After busting a few weird-looking moves on a dance floor with vampish antagonist Lagrange (Dua Lipa), Argylle sees her escape his grasp, her henchfolk killing his colleague Keira (Ariana DeBose) at the entrance to the night club along the way. Argylle takes off after Lagrange, resulting in a massively destructive race through the town that is stopped only when Argylle’s muscled techie wingman Wyatt (John Cena) snatches her off a motorcycle.
Just when the scene takes a dramatic turn, a hard cut reveals this is not the reality of the film itself, but a fictional world being written by waitress-turned-novelist Elly Conway (Bryce Dallas Howard, in sad-girl mode, along the lines of her character in the Black Mirror episode Nosedive). Although she’s the successful author of a series of novels about super-spy Argylle, Elly lives a quiet life in a secluded house in Colorado, with only her cat Alfie for company. (The aforementioned Chip is credited as the performer, although appallingly unconvincing CGI is used for some of Alfie’s stunts and presumably a few stand-in cats or even fakes in the many scenes where he’s stuck inside that backpack, barely visible.)

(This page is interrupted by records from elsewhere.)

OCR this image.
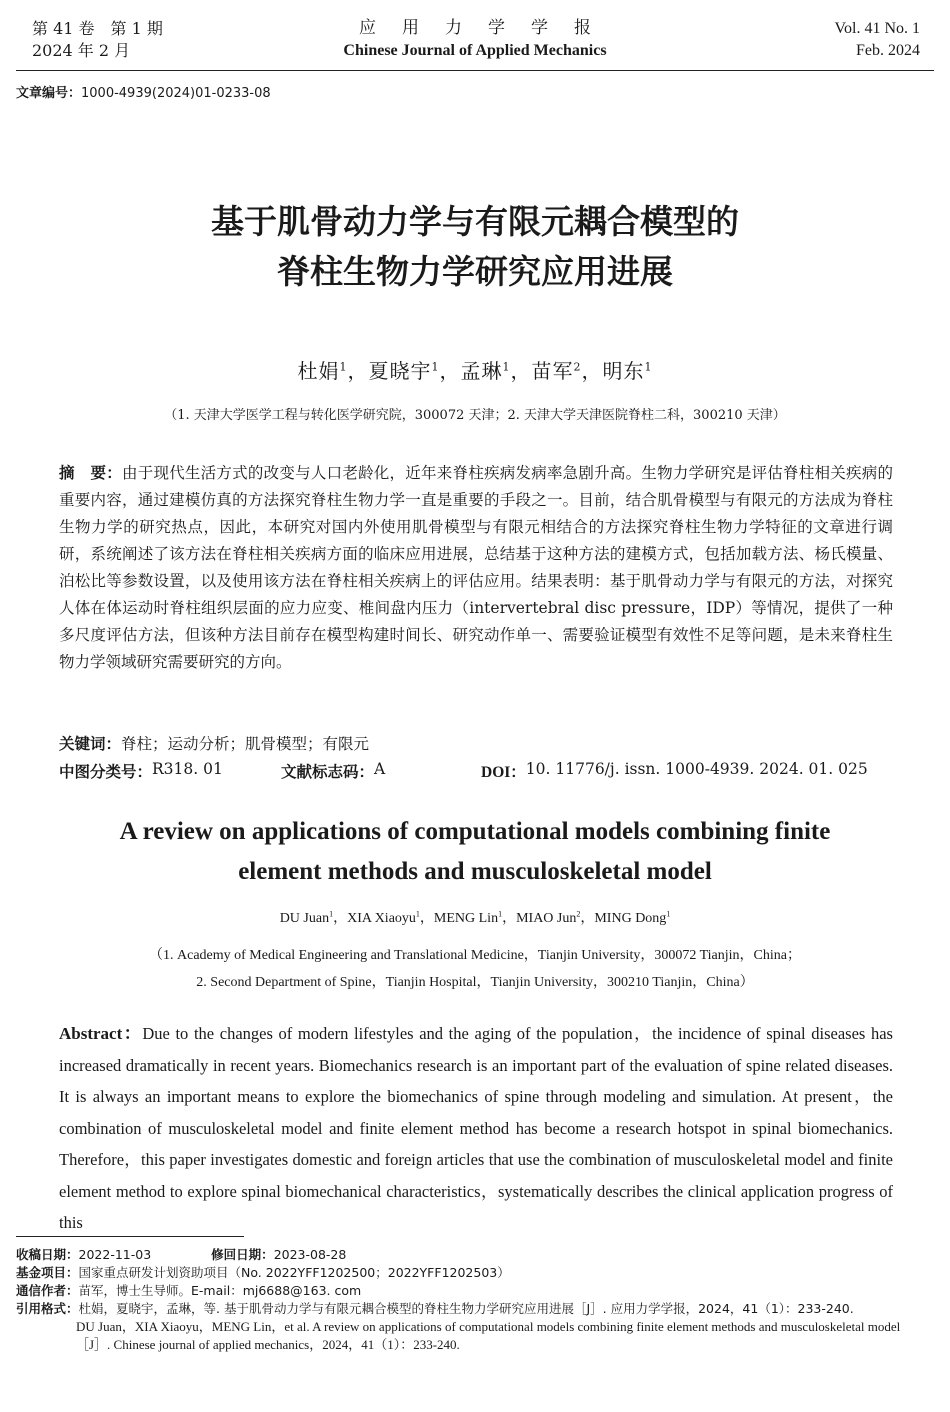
第 41 卷　第 1 期
2024 年 2 月
应用力学学报
Chinese Journal of Applied Mechanics
Vol. 41 No. 1
Feb. 2024
文章编号：1000-4939(2024)01-0233-08
基于肌骨动力学与有限元耦合模型的
脊柱生物力学研究应用进展
杜娟$^1$，夏晓宇$^1$，孟琳$^1$，苗军$^2$，明东$^1$
（1. 天津大学医学工程与转化医学研究院，300072 天津；2. 天津大学天津医院脊柱二科，300210 天津）
摘　要：由于现代生活方式的改变与人口老龄化，近年来脊柱疾病发病率急剧升高。生物力学研究是评估脊柱相关疾病的重要内容，通过建模仿真的方法探究脊柱生物力学一直是重要的手段之一。目前，结合肌骨模型与有限元的方法成为脊柱生物力学的研究热点，因此，本研究对国内外使用肌骨模型与有限元相结合的方法探究脊柱生物力学特征的文章进行调研，系统阐述了该方法在脊柱相关疾病方面的临床应用进展，总结基于这种方法的建模方式，包括加载方法、杨氏模量、泊松比等参数设置，以及使用该方法在脊柱相关疾病上的评估应用。结果表明：基于肌骨动力学与有限元的方法，对探究人体在体运动时脊柱组织层面的应力应变、椎间盘内压力（intervertebral disc pressure，IDP）等情况，提供了一种多尺度评估方法，但该种方法目前存在模型构建时间长、研究动作单一、需要验证模型有效性不足等问题，是未来脊柱生物力学领域研究需要研究的方向。
关键词：脊柱；运动分析；肌骨模型；有限元
中图分类号： R318. 01	文献标志码： A	DOI： 10. 11776/j. issn. 1000-4939. 2024. 01. 025
A review on applications of computational models combining finite
element methods and musculoskeletal model
DU Juan$^1$，XIA Xiaoyu$^1$，MENG Lin$^1$，MIAO Jun$^2$，MING Dong$^1$
（1. Academy of Medical Engineering and Translational Medicine，Tianjin University，300072 Tianjin，China；
2. Second Department of Spine，Tianjin Hospital，Tianjin University，300210 Tianjin，China）
Abstract：Due to the changes of modern lifestyles and the aging of the population，the incidence of spinal diseases has increased dramatically in recent years. Biomechanics research is an important part of the evaluation of spine related diseases. It is always an important means to explore the biomechanics of spine through modeling and simulation. At present，the combination of musculoskeletal model and finite element method has become a research hotspot in spinal biomechanics. Therefore，this paper investigates domestic and foreign articles that use the combination of musculoskeletal model and finite element method to explore spinal biomechanical characteristics，systematically describes the clinical application progress of this
收稿日期：2022-11-03	修回日期：2023-08-28
基金项目：国家重点研发计划资助项目（No. 2022YFF1202500；2022YFF1202503）
通信作者：苗军，博士生导师。E-mail：mj6688@163. com
引用格式：杜娟，夏晓宇，孟琳，等. 基于肌骨动力学与有限元耦合模型的脊柱生物力学研究应用进展［J］. 应用力学学报，2024，41（1）：233-240.
DU Juan，XIA Xiaoyu，MENG Lin，et al. A review on applications of computational models combining finite element methods and musculoskeletal model［J］. Chinese journal of applied mechanics，2024，41（1）：233-240.
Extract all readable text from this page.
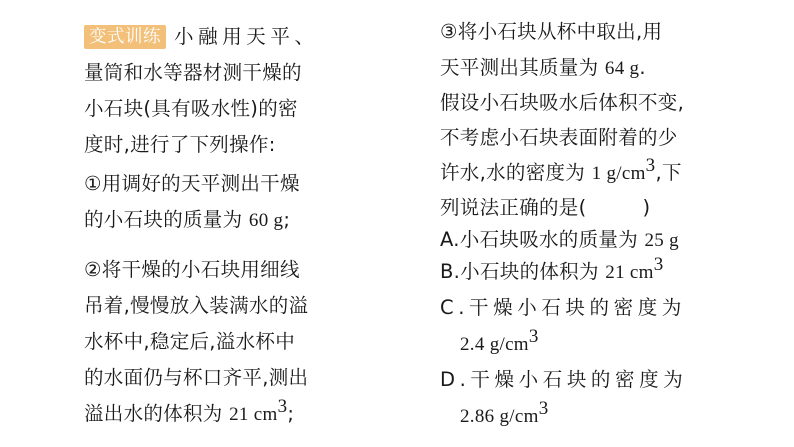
变式训练 小融用天平、
量筒和水等器材测干燥的
小石块(具有吸水性)的密
度时,进行了下列操作:
①用调好的天平测出干燥
的小石块的质量为 60 g;
②将干燥的小石块用细线
吊着,慢慢放入装满水的溢
水杯中,稳定后,溢水杯中
的水面仍与杯口齐平,测出
溢出水的体积为 21 $cm^3$;
③将小石块从杯中取出,用
天平测出其质量为 64 g.
假设小石块吸水后体积不变,
不考虑小石块表面附着的少
许水,水的密度为 1 $g/cm^3$,下
列说法正确的是(	)
A.小石块吸水的质量为 25 g
B.小石块的体积为 21 $cm^3$
C.干燥小石块的密度为
2.4 $g/cm^3$
D.干燥小石块的密度为
2.86 $g/cm^3$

Elly’s mother Ruth (Catherine O’Hara, wasted) offers constructive criticism over the phone on Elly’s latest work in progress, which features the opening scene we just saw, but suggests it’s not quite there yet. Deciding to take a train to visit her parents (she’s afraid of flying), Elly sticks Alfie in his cat-pack and sets off on Amtrak for a peaceful trip in first class. But her journey is interrupted by unwanted attention from scruffy, bearded stranger Aidan (Sam Rockwell), who reveals he’s in the espionage business right before he starts engaging in lethal hand-to-hand combat with almost every passenger on the train, all of them seemingly intent on killing Elly.
So far, so much of this is in the film’s trailer. But what the previews don’t show is how Elly seems to be having hallucinations throughout, often “seeing” her character Argylle fighting off baddies in one moment, then Aiden finishing the move the next, suggesting they might be one and the same in some way.
As the couple, or trio if you include Alfie, go on the run, ending up in London and an assortment of other evil lairs and exotic locales in the Middle East and the South of France, it becomes clear that life imitates a fair bit of Elly’s art. Or maybe it’s the other way around? Either way, Vaughn and screenwriter Jason Fuchs (Wonder Woman) are quite pleased with all this meta-level tricksiness. It even goes beyond the film itself, as an Argylle book attributed to Elly Conway, a spy novel, has been published and is already on sale. (Copies were given away at the premiere.)
Back in the day, that kind of self-referential narrative gamesmanship was fun, the sort of thing people liked to call postmodern, with its roots in the fiction of Vladimir Nabokov and Jorge Luis Borges, among many others. But in Vaughn and Fuchs’ hands, it just feels like vapid pranking, pulling the rug out from under the viewer to no great purpose except to affect cleverness.
Indeed, making sure no opportunity for synergy and cross-promotion goes unexploited, the soundtrack features that “new” Beatles song Apple is pushing, “Now and Then,” no less than three times. As the film works its way up to a big, showy climax, full of colored smoke and choreography that’s half-dance, half-fighting, like capoeira in formal dress, it all starts to feel like one of those very expensive, very elaborate commercials for a pseudo-luxury product you don’t want to buy — a perfume perhaps, or some car. Maybe Scottish Fold cats.